Recent research shows that Dutch language models are largely trained with data from an illegal pirate site. It also appears that the filter of OpenAI (the maker of ChatGPT) to check online content for quality does not work well for Dutch-language content.
The controversial Dutch pirate site Docplayer accounts for 3.6 percent of the total training dataset. This website contains private information, such as applicant evaluation documents, and data breach data, including complete resumes and tax returns. Although the website has been declared illegal by the Dutch Data Protection Authority and the National Cyber Security Center, the website is still up and running.
Advertisements from private sellers are also well represented in the dataset. 0.3 percent comes from ebay.nl. Marktplaats.nl has a share of 0.2 percent. This means that the language model also contains many telephone numbers of private individuals from advertisements.
And it can be worse
Even more disturbing is that the dataset also draws a lot of information from websites that are full of misinformation. For example, the investigation showed that the neo-Nazi website Stormfront, the conspiracy site Vrijspreker and the anti-Islamic and Europhobic blog E.J. Bron have been used as training material. The neo-Nazi website is even one place lower in the list of sources than a general news site such as RTL Nieuws. AI uses approximately the same amount of data of both websites…
Furthermore, the top two hundred most cited websites contain a striking number of quality media. These are used without ever being paid for. From a quality newspaper like ‘de Volkskrant’, 162,000 unique texts were used – approximately ten years of journalistic work.
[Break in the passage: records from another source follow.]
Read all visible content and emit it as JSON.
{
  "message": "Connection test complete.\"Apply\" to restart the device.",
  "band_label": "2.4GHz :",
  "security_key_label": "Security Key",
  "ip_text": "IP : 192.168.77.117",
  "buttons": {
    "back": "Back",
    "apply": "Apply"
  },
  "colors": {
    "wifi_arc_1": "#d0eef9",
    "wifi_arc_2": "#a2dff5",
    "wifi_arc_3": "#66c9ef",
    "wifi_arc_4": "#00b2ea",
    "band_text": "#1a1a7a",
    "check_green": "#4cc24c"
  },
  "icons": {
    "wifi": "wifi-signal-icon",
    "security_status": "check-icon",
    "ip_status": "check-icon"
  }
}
Poor quality filter for non-English websites
Non-English websites are difficult for the companies behind chatbots to check for reliability and relevance. Language models are mainly developed in the United States, where researchers mainly speak English. It is therefore difficult for them to determine which websites should be included in the dataset and which should be left out.
Moreover, the number of Dutch-language websites on the worldwide Internet is not that high. You can only train a chatbot properly with sufficient training material and you cannot achieve that amount with only top websites.
All non-English websites
The problem occurs with all non-English language models. These are also trained with datasets full of disinformation, private data and copyrighted content. And part of this can be found in the answer that a chatbot gives you.
The Dutch Data Protection Authority (AP) has sent OpenAI a letter asking for more clarity about ChatGPT, but has not yet received a response.
In any case, it does indicate the need to regulate and stop the spread of disinformation and personal data through AI-generated content. The European Union’s AI Act should come into force before the end of 2023 and put an end to piracy and privacy violations by the language models.